Mon œuvre s’achève sur un solo de violon, comme avec un cœur qui danse.
[…]
— Cet instrument serait-il comme un clown triste…
Ce n’est pas un clown ! Je n’ai pas voulu à tout prix aller contre le traitement habituel du basson. J’ai écouté Vivaldi, Mozart, dont les pages pour basson m’ont servi de déclencheur, m’incitant à me dire que je l’entendais de telle et telle façon. J’ai également pensé à certaines couleurs de Stravinsky dans lesquelles le basson est très étiré dans l’aigu, ne serait-ce qu’au début du Sacre du printemps. Mais il y a aussi d’autres œuvres de Stravinsky où l’on trouve comme des mélopées où le basson est traité dans le suraigu, et c’est ce qui m’a soudain intéressée. […]

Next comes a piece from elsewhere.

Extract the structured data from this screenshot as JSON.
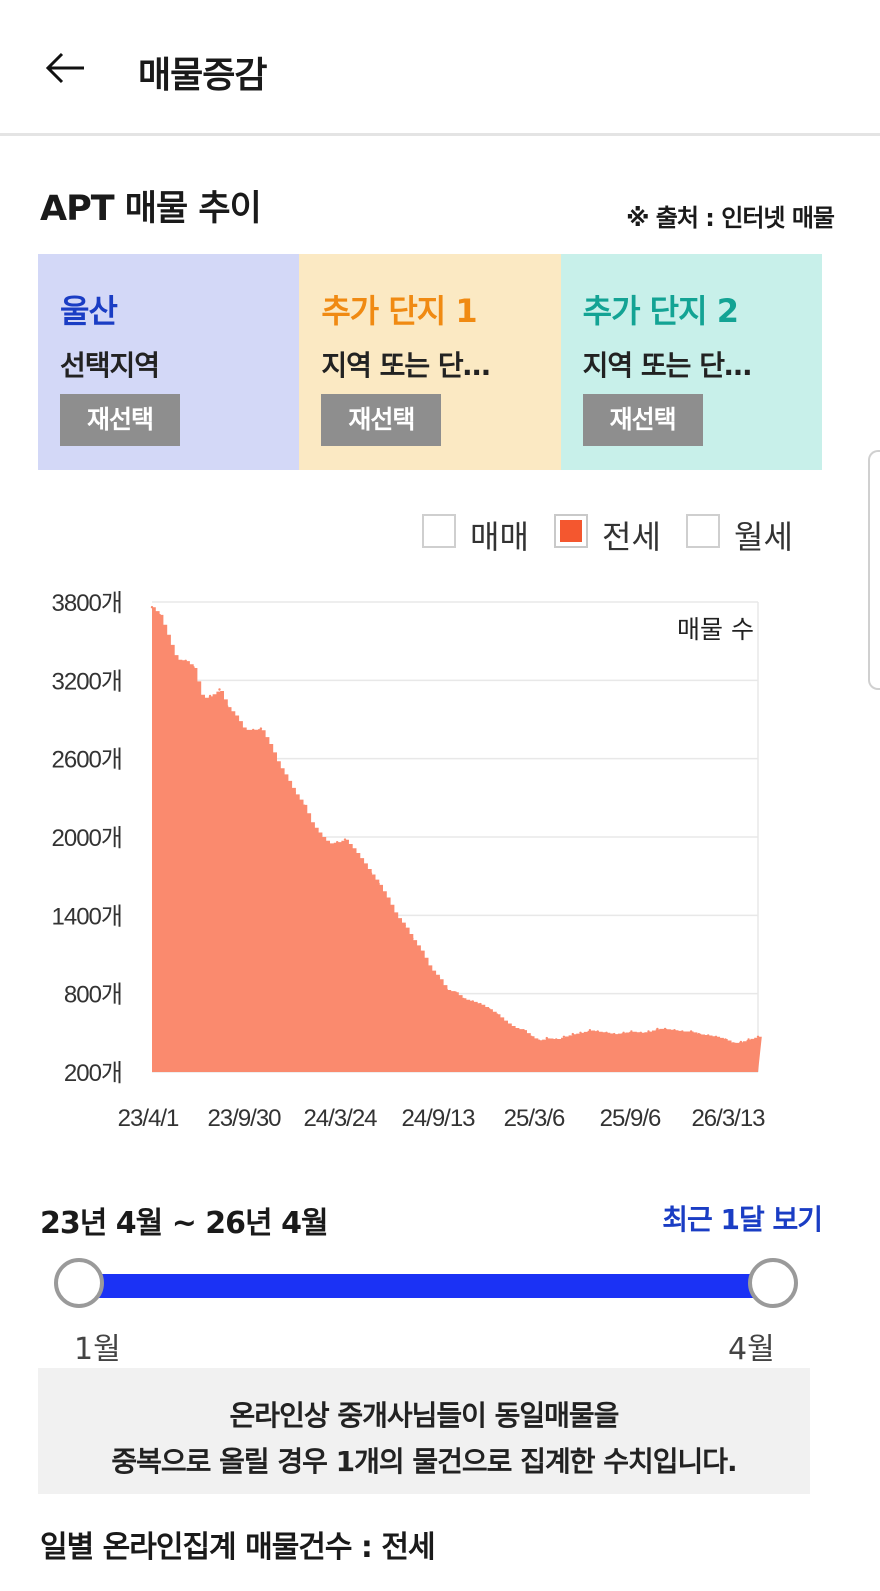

— Cette œuvre, concentrée sur dix minutes d’une densité extrême, est bouleversante. Ce qui est remarquable dans votre musique, c’est que l’on y perçoit clairement à la fois la douleur et la foi en la vie.
Comme deux compagnons sur une même route… Il se trouve en effet dans ma pièce l’expression d’une douleur qui peut rejoindre la violence, mais elle y va progressivement. Au début, elle est plutôt lancinante, puis elle s’accentue vers la violence et revient au lancinant. Il s’y trouve aussi, ce que je pourrais présenter comme son pendant, une foi en la vie ou un hommage à la vie, voire le dévoilement d’une source de vie cachée.